疤臉什長愣了一下,周圍幾個聽到的士兵也投來怪異的目光。這法子……聞所未聞。
“你放屁!”疤臉什長罵道,但眼神裏閃過一絲猶豫。戰況實在太糟了。
“試試!就試試!”韋小寶指着湖面,“他們喝水,做飯,都從這湖裏取!咱們在上遊,順風撒下去……小的在揚州……見過有人誤吃了這個,拉得三天起不來床!”他半真半假地胡謅。

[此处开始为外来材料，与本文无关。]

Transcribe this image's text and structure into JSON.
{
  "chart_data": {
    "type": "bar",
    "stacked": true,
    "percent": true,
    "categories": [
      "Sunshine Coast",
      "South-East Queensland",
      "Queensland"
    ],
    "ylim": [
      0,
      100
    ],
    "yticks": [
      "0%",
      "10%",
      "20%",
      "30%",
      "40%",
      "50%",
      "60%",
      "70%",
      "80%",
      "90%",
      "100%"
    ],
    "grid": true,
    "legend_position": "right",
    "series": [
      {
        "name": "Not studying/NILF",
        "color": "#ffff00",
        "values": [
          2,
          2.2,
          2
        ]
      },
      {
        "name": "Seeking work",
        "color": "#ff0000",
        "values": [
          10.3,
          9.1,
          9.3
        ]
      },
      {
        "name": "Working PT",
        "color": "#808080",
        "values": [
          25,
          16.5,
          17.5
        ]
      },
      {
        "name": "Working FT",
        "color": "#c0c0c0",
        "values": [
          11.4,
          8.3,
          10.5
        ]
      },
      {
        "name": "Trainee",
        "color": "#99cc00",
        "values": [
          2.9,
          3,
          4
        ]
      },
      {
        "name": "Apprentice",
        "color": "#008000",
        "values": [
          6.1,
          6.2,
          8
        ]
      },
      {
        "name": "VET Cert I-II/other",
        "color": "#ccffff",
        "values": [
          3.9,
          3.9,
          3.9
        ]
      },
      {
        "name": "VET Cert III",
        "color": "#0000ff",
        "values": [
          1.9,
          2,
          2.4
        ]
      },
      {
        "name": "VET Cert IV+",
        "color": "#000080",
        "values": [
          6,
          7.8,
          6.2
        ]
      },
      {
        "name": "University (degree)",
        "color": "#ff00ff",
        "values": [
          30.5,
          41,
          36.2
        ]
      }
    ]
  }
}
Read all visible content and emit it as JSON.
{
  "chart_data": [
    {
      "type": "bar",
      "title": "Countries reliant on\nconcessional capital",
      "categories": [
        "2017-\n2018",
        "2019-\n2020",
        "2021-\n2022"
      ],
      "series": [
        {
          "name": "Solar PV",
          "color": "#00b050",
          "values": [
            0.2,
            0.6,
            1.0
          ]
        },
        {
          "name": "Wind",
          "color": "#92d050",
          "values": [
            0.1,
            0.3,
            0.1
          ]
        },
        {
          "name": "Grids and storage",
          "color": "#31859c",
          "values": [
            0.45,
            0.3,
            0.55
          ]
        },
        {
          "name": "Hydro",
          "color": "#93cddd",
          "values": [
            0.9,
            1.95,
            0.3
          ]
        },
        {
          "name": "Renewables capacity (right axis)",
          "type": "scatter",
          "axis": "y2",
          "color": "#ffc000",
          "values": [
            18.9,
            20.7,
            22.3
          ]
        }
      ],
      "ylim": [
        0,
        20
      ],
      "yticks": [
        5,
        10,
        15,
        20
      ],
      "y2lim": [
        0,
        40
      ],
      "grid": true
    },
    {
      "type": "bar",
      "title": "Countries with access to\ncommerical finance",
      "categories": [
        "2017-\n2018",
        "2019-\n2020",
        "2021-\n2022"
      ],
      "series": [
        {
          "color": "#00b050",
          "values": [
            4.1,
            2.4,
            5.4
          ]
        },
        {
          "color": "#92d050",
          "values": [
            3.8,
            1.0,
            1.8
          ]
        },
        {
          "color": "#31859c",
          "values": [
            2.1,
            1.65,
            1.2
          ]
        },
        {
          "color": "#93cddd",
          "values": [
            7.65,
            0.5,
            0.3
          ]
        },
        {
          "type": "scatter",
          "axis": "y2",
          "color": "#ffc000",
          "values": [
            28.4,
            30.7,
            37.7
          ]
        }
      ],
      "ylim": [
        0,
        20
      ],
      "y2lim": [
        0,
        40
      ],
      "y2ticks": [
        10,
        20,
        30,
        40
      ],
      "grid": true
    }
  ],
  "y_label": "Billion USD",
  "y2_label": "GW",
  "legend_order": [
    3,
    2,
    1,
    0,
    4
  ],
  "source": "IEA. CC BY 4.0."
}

也許是韋小寶眼神裏那股孤注一擲的瘋狂讓人動容,也許是敗局已定,死馬當活馬醫。疤臉什長狠狠啐了一口帶血的唾沫,吼道:“去幾個人!把那幾袋鬼東西,全給我倒湖裏去!要快!”
幾個愣頭愣腦的士兵下意識執行了命令。沉重的麻袋被拖到船舷邊,割開口子,黑乎乎、臭氣熏天的蝙蝠糞“噗通噗通”傾入渾濁的湖水,迅速化開,消失不見。風是從他們這邊吹向陳友諒大營方向的。
做完這一切,戰場上出現了一瞬間詭異的寂靜,連敵人都被這莫名其妙的舉動弄得有些發愣。
然後,什麼都沒有發生。
箭還在射,刀還在砍,船還在撞。疤臉什長眼裏希望的光熄滅了,取而代之的是更深的暴怒,他提刀就要先剁了眼前這個胡說八道的小雜役。
韋小寶的心沉到了湖底。完了,賭錯了。
就在刀鋒即將落下的一刹那——
“報——!”一個渾身溼透、連滾帶爬的傳令兵從另一條快船跳過來,聲音因爲極度的驚恐和……某種難以置信的狂喜而變調:“敵軍!敵軍大營亂起來了!好多兵士捂着肚子倒下了!岸邊,茅房……擠炸了!還有人往湖裏跳!”
疤臉什長的刀僵在半空。
韋小寶眨了眨眼,一口氣終於喘了上來,腿一軟,癱坐在甲板上。
接下來的半天,成了韋小寶此生見過最詭異,也最“有味道”的一幕。陳友諒那邊驚天動地的戰鼓和呐喊,漸漸被一種虛弱無力的呻吟、此起彼伏的“噗通”落水聲、以及更加密集的、難以形容的“噗嗤”聲所取代。原本整齊的戰陣肉眼可見地鬆散、潰亂。隔着老遠,似乎都能聞到那股隨風飄來的、別樣的“戰場氣息”。
進攻的勢頭戛然而止。敵船開始混亂地後撤,有的甚至原地打轉,上面的人影東倒西歪。
“天助我也!天助我也!”一個穿着比普通將領稍微齊整些、留着兩撇焦黃胡子的軍官狂喜地大叫,“擂鼓!前進!沖亂他們!”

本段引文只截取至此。